Footgun: Copying Arenas

It wouldn't be fair if I only proselytize the nice parts of zig, would it?

This was one problem that stumped me for a while. I would try to allocate an array of booleans only to have the values randomly get changed later. I bashed my head against the wall. Why was this array being modified? Eventually I asked in #zig and got my answer. Can you spot it?

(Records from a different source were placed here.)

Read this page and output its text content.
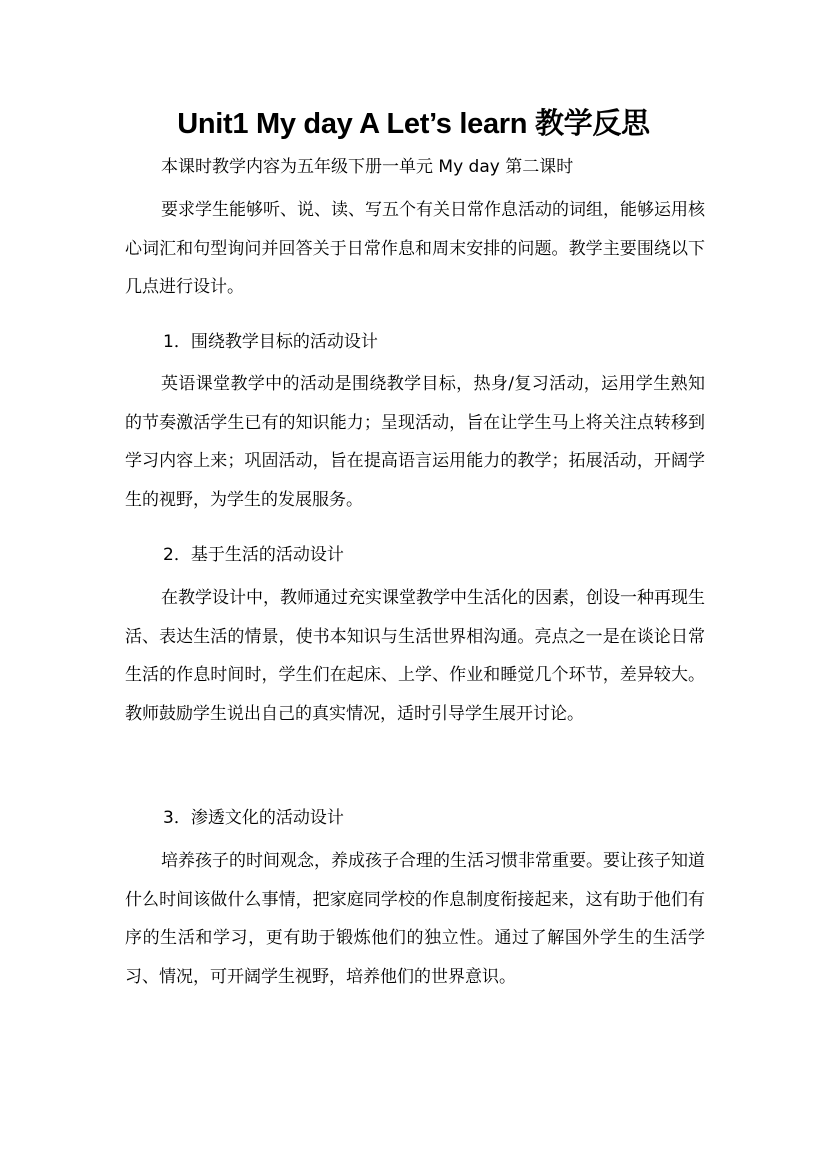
Unit1 My day A Let’s learn 教学反思

本课时教学内容为五年级下册一单元 My day 第二课时

要求学生能够听、说、读、写五个有关日常作息活动的词组，能够运用核心词汇和句型询问并回答关于日常作息和周末安排的问题。教学主要围绕以下几点进行设计。

1．围绕教学目标的活动设计

英语课堂教学中的活动是围绕教学目标，热身/复习活动，运用学生熟知的节奏激活学生已有的知识能力；呈现活动，旨在让学生马上将关注点转移到学习内容上来；巩固活动，旨在提高语言运用能力的教学；拓展活动，开阔学生的视野，为学生的发展服务。

2．基于生活的活动设计

在教学设计中，教师通过充实课堂教学中生活化的因素，创设一种再现生活、表达生活的情景，使书本知识与生活世界相沟通。亮点之一是在谈论日常生活的作息时间时，学生们在起床、上学、作业和睡觉几个环节，差异较大。教师鼓励学生说出自己的真实情况，适时引导学生展开讨论。

3．渗透文化的活动设计

培养孩子的时间观念，养成孩子合理的生活习惯非常重要。要让孩子知道什么时间该做什么事情，把家庭同学校的作息制度衔接起来，这有助于他们有序的生活和学习，更有助于锻炼他们的独立性。通过了解国外学生的生活学习、情况，可开阔学生视野，培养他们的世界意识。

/// Create a GAL representation of the given chip.
pub fn init(allocator: Allocator, chip: ChipType) !GAL {
    var arena = ArenaAllocator.init(allocator);
    const spec = chip.getSpec();
    const olmcs = try arena.allocator().alloc(OLMC, spec.olmcs.len);
    var result: GAL = .{
        .arena = arena,
        .chip = chip,
        .olmcs = olmcs,
        // there are other fields that are default null or 0
    };
    // use registered mode on both chips
    switch (chip) {
        .gal22v10 => {},
        .gal16v8 => {
            const pt: []bool = try arena.allocator().alloc(bool, 64);
            @memset(pt, true);
            result.pt = pt;
            // omitted...

The arena gets copied when I make the result struct. This means that when I use the plain arena later on line 16, the indexes overlap and they'll modify the same memory. Copying when you should have taken a pointer or constructed in place is probably the largest footgun I've encountered so far, and will continue with the 0.15 "Writergate" changes. The effects are very subtle here.

Of course, the more correct approach is to instantiate the arena inside the result struct. But this doesn't work here because I want to allocate my OLMCs before constructing.

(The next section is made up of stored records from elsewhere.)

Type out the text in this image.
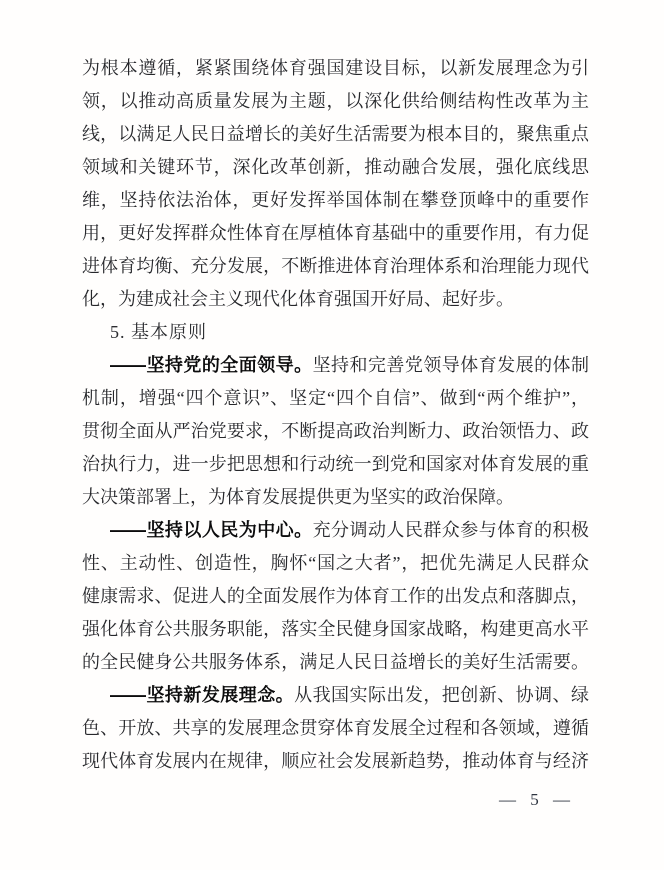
为根本遵循，紧紧围绕体育强国建设目标，以新发展理念为引
领，以推动高质量发展为主题，以深化供给侧结构性改革为主
线，以满足人民日益增长的美好生活需要为根本目的，聚焦重点
领域和关键环节，深化改革创新，推动融合发展，强化底线思
维，坚持依法治体，更好发挥举国体制在攀登顶峰中的重要作
用，更好发挥群众性体育在厚植体育基础中的重要作用，有力促
进体育均衡、充分发展，不断推进体育治理体系和治理能力现代
化，为建成社会主义现代化体育强国开好局、起好步。
5. 基本原则
——坚持党的全面领导。坚持和完善党领导体育发展的体制
机制，增强“四个意识”、坚定“四个自信”、做到“两个维护”，
贯彻全面从严治党要求，不断提高政治判断力、政治领悟力、政
治执行力，进一步把思想和行动统一到党和国家对体育发展的重
大决策部署上，为体育发展提供更为坚实的政治保障。
——坚持以人民为中心。充分调动人民群众参与体育的积极
性、主动性、创造性，胸怀“国之大者”，把优先满足人民群众
健康需求、促进人的全面发展作为体育工作的出发点和落脚点，
强化体育公共服务职能，落实全民健身国家战略，构建更高水平
的全民健身公共服务体系，满足人民日益增长的美好生活需要。
——坚持新发展理念。从我国实际出发，把创新、协调、绿
色、开放、共享的发展理念贯穿体育发展全过程和各领域，遵循
现代体育发展内在规律，顺应社会发展新趋势，推动体育与经济
— 5 —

But actually, I don't need to do that at all. Even though I must provide a value for olmcs in the struct, I could make it undefined, which is a semi-valid value in zig:

pub fn init(allocator: Allocator, chip: ChipType) !GAL {
    const spec = chip.getSpec();

    var result: GAL = .{
        .arena = ArenaAllocator.init(allocator),
        .chip = chip,
        .olmcs = undefined,
    };
    result.olmcs = try result.arena.allocator().alloc(OLMC, spec.olmcs.len);
    for (spec.olmcs, 0..) |*olmc_spec, idx| {
        result.olmcs[idx] = .{ .spec = olmc_spec };
    }

Using undefined to defer allocation

undefined in Zig means that the value is uninitialized. In Debug or ReleaseSafe modes, attempts to access it are trapped and will crash. However, we initialize it right away afterwards, so this isn't an issue. Now the arena is only accessible inside the result struct. This prevents the misuse of the allocator (since it can't be copied) while still allowing us to have non-null struct members that rely on said allocator!